A la suite de plaintes à l’encontre de ces publicités, l’Autorité nationale de protection des droits des consommateurs, estimant que les publicités étaient contraires à la morale publique et donc enfreignaient la loi sur la publicité, a infligé à la société une amende de 2.000 litai lituaniens (soit environ 580 €). Elle a retenu que « la représentation inappropriée du Christ et de Marie dans les publicités en question encourage une attitude frivole à l’égard des valeurs éthiques de la foi chrétienne, [et] promeut un style de vie incompatible avec les principes d’une personne religieuse ». Elle a conclu que « le respect de la religion est sans aucun doute une valeur morale. Par conséquent, l’irrespect envers la religion porte atteinte à la morale publique ».
La cour administrative régionale a rejeté le recours de la société, de même que la Cour administrative suprême, laquelle a jugé que « les symboles à caractère religieux occupent une place importante dans le système des valeurs spirituelles des individus et de la société, et leur utilisation inappropriée les dévalorise [et] est contraire aux normes morales et éthiques universellement acceptées ».

Invoquant l’article 10 § 1 de la Convention EDH (droit à la liberté d’expression), la société a fait valoir devant la Cour européenne des droits de l’Homme (CEDH) que l’amende qui lui avait été infligée pour atteinte à la morale publique ne pouvait être considérée comme nécessaire dans une société démocratique.

Dans son arrêt rendu le 30 janvier 2018, la CEDH exprime tout d’abord des doutes quant au point de savoir si la société requérante aurait pu prévoir que la disposition de la loi sur la publicité interdisant la publicité « contraire à la morale publique » s’appliquerait aux publicités en cause en l’espèce, d’autant plus que cette loi a été modifiée ultérieurement dans le but de prohiber explicitement la publicité « exprimant un mépris des symboles religieux ».
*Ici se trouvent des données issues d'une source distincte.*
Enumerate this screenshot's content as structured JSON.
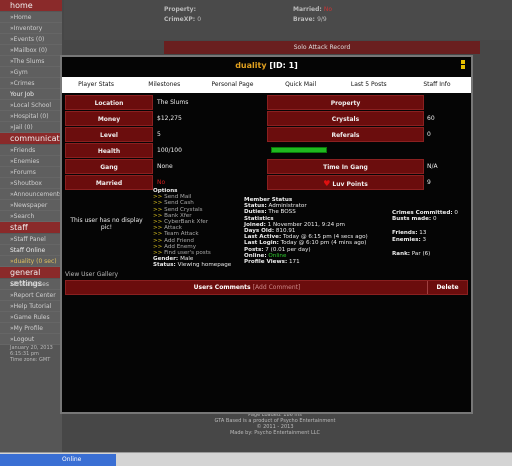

Constatant que les publicités litigieuses n’étaient apparemment pas gratuitement offensantes ou blasphématoires et qu’elles n’incitaient pas à la haine fondée sur la religion, la Cour souligne l’obligation des tribunaux internes et des autres autorités d’énoncer des motifs pertinents et suffisants qui expliquent pourquoi le message exprimé par ces publicités serait quand même contraire à la morale publique.
La CEDH relève également que l’Autorité nationale de protection des droits des consommateurs a considéré que les publicités en cause promouvaient « un style de vie incompatible avec les principes d’une personne religieuse », mais n’a pas précisé en quoi consistait ce style de vie ni comment ces publicités en faisaient la promotion. L’Autorité n’a pas non plus expliqué pourquoi un style de vie « incompatible avec les principes d’une personne religieuse » serait nécessairement contraire à la morale publique.
Enfin, la Cour rappelle que la liberté d’expression s’étend aux idées qui heurtent, choquent ou inquiètent.
Elle conclut ainsi à la violation de l’article 10, les autorités nationales n’ayant pas ménagé un juste équilibre entre, d’une part, la protection de la morale publique et des droits des personnes religieuses, et, d’autre part, le droit de la société requérante à la liberté d’expression.